Right now, with backing by the Honnold Foundation, we’re at the point of completing a microgrid in downtown Adjuntas with a one-megawatt battery for energy storage. Businesses will be interconnected through this microgrid, paying for the energy at a fixed rate, with 50 percent going to a social investment fund to help low-income families achieve energy security.
Five years after Maria, we are better prepared for disaster like the one we now face today. This was not something that happened from the top down. It was pushed by people who are at the front line of the transition. We call it an “Energy Insurrection.”

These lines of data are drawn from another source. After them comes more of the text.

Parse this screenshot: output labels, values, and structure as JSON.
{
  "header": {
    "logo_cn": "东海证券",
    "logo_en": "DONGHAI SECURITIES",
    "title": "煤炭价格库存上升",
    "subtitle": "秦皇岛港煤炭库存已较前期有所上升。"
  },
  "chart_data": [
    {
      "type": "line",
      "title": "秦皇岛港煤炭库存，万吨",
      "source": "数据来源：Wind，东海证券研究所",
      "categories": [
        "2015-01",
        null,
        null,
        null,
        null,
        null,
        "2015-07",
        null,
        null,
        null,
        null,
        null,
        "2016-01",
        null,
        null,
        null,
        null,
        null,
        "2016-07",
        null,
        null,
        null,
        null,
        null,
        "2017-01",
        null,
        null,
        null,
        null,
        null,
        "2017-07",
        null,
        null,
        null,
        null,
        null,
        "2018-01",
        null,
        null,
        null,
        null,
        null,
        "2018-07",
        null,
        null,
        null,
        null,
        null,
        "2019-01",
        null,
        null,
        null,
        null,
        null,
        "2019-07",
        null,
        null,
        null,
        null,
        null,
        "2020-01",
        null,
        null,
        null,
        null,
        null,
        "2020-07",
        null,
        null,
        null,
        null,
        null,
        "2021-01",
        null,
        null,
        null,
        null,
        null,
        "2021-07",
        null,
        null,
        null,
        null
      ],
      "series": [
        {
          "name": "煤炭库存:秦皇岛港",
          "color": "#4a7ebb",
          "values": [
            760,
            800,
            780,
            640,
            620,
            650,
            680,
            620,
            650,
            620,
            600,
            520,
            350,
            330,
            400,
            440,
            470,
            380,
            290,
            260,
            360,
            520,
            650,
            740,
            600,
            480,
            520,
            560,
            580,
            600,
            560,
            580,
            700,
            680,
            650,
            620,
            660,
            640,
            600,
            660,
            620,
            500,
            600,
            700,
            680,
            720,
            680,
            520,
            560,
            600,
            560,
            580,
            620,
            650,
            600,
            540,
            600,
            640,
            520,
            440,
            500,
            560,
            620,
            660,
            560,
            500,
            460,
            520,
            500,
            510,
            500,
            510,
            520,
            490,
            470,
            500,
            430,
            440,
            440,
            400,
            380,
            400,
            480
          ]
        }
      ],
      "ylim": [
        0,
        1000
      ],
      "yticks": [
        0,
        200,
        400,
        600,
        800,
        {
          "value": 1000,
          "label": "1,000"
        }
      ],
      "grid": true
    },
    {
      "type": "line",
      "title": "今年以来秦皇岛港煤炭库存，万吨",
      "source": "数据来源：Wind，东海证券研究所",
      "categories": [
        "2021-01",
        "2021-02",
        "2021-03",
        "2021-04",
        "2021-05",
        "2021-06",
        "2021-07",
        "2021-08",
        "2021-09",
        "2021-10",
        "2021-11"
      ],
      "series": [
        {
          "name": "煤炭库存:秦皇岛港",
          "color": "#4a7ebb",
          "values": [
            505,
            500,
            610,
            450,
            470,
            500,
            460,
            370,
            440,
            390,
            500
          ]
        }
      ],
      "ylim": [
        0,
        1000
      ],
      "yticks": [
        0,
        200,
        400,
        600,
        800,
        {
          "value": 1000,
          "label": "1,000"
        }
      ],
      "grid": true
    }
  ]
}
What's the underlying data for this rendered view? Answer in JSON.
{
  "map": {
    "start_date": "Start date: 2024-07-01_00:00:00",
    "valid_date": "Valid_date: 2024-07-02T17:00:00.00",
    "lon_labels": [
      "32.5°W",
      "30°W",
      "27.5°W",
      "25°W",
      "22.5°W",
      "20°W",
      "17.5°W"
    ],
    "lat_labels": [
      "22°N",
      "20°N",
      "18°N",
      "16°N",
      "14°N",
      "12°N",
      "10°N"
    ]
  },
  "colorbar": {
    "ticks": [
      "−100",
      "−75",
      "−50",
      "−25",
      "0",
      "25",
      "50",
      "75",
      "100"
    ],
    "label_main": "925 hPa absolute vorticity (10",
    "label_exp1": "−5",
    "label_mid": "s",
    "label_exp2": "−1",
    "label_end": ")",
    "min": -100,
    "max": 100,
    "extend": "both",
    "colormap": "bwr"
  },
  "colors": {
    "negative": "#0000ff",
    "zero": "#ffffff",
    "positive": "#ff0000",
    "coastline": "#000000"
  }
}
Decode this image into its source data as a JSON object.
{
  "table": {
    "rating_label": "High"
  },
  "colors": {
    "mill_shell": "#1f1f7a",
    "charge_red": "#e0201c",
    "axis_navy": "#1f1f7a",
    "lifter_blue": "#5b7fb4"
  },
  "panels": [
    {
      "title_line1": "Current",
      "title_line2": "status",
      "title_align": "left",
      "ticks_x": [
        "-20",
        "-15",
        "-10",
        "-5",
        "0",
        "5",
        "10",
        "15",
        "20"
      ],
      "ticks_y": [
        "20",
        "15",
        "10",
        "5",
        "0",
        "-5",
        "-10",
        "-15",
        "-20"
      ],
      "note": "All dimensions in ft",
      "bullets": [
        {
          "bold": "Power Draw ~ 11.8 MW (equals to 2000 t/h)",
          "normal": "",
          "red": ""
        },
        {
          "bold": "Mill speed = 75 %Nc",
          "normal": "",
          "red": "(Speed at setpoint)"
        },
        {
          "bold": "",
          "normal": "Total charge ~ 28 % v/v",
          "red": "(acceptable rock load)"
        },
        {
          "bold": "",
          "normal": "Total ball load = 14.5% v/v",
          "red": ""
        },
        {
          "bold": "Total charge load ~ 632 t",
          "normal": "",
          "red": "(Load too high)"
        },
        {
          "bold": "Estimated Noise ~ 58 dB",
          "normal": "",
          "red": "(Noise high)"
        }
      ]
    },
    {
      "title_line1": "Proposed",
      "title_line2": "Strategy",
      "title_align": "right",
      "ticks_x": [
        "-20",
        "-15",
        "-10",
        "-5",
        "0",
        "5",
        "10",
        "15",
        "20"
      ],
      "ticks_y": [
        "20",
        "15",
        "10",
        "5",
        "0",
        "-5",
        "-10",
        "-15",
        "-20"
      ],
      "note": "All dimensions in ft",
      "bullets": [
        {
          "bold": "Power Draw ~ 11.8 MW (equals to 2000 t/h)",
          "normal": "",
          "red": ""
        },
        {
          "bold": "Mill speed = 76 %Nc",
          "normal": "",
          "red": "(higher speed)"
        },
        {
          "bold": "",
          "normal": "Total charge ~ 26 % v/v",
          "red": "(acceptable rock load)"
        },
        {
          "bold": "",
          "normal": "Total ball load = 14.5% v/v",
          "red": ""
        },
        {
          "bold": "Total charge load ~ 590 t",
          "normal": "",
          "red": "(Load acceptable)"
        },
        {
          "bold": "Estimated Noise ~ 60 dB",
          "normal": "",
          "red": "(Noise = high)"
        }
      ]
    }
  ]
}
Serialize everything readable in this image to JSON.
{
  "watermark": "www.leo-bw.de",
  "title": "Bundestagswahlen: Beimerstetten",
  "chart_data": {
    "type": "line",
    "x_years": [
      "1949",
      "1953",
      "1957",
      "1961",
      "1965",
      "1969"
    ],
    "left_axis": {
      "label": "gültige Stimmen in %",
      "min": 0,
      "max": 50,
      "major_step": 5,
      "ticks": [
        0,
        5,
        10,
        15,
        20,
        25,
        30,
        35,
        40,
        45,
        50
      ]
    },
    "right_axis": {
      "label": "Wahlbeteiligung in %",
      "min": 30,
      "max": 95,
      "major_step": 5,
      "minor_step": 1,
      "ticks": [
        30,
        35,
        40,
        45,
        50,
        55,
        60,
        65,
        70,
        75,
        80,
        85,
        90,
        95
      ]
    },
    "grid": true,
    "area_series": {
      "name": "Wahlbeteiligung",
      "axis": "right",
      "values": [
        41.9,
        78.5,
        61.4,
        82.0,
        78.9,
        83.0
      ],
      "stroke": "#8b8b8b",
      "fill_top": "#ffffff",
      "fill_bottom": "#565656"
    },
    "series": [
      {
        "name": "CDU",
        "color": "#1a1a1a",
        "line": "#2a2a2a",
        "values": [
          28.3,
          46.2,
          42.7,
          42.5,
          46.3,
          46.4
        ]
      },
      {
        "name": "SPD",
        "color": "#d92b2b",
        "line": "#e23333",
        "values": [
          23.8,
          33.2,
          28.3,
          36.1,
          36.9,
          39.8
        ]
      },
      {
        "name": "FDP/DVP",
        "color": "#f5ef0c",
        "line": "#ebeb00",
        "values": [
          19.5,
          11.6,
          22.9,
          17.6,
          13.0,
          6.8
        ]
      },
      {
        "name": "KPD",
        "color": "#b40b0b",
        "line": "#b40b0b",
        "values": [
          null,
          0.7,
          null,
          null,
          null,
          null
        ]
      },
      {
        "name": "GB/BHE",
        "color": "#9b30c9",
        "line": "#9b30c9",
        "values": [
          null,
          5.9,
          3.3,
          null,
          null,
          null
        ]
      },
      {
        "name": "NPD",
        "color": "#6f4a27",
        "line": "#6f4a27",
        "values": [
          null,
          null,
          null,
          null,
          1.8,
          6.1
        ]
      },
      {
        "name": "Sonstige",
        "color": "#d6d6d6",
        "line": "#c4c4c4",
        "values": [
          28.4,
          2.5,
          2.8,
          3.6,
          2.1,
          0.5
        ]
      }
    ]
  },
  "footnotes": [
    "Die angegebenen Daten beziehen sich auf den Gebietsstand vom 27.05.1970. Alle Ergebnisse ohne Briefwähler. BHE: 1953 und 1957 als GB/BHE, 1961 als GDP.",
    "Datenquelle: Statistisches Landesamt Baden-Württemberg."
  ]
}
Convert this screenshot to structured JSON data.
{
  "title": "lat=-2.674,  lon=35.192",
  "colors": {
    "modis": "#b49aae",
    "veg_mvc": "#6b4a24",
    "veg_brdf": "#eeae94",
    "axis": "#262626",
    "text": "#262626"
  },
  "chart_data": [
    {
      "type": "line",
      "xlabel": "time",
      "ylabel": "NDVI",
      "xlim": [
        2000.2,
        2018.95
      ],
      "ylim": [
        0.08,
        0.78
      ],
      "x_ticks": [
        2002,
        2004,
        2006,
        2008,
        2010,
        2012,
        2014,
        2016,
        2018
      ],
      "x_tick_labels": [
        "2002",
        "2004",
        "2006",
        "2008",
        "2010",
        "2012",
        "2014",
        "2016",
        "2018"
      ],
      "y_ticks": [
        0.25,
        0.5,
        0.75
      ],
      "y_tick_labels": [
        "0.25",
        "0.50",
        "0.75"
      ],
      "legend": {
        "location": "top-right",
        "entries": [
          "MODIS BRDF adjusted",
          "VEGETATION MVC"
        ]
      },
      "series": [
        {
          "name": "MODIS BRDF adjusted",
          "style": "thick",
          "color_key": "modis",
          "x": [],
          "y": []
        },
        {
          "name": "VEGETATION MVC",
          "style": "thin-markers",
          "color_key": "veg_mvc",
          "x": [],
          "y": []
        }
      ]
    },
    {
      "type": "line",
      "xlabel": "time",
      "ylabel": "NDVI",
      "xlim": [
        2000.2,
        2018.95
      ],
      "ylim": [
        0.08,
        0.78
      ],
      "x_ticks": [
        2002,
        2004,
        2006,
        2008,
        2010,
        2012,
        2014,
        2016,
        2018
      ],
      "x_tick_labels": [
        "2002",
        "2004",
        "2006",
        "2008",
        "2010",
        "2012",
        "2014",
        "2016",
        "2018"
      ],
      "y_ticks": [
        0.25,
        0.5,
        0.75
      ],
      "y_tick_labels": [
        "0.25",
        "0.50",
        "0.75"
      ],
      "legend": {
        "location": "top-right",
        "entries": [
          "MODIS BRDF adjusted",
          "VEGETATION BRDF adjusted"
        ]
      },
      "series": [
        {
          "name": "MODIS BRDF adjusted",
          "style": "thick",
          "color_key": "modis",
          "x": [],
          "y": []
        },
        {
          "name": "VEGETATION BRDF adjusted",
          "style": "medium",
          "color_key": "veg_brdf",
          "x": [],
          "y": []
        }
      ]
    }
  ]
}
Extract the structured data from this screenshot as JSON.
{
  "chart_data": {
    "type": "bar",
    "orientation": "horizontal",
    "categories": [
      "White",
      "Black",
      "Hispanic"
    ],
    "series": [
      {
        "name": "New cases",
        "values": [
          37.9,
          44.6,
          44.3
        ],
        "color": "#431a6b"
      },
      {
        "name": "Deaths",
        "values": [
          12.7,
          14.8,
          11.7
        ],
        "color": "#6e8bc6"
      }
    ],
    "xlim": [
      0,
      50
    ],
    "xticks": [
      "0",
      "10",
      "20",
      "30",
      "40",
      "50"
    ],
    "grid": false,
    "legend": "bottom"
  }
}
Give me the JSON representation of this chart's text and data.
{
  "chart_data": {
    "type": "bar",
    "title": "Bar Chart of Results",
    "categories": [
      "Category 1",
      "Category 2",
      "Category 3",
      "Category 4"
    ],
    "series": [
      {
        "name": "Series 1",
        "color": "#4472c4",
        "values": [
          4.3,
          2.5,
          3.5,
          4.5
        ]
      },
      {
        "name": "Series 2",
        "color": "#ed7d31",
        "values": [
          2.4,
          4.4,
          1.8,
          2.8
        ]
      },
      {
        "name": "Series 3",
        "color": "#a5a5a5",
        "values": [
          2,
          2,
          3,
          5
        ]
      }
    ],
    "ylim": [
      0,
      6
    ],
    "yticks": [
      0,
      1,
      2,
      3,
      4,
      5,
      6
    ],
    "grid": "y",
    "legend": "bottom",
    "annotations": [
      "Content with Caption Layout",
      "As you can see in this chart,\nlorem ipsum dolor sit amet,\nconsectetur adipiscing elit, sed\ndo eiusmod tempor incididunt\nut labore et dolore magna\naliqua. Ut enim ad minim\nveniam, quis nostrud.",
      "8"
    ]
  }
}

And people in power are starting to take notice. Local governments from other municipalities are coming to learn from what Adjuntas has done. The U.S. Department of Energy has recognized Adjuntas as one of 10 study sites to understand and develop better technology for microgrid interactions.
We know Texas faces its own energy instability, and some communities in Houston still haven’t fully recovered from Harvey or the devastation of Winter Storm Uri. We are forever grateful to our friends in Houston and throughout the diaspora for coming to aid Puerto Rico during our crisis. Now we hope to be a model for other communities of what can be achieved by bucking dependency — on fossil fuels, on a government that offers us little representation and on the status quo — and building resilience through our own clean and democratic power system.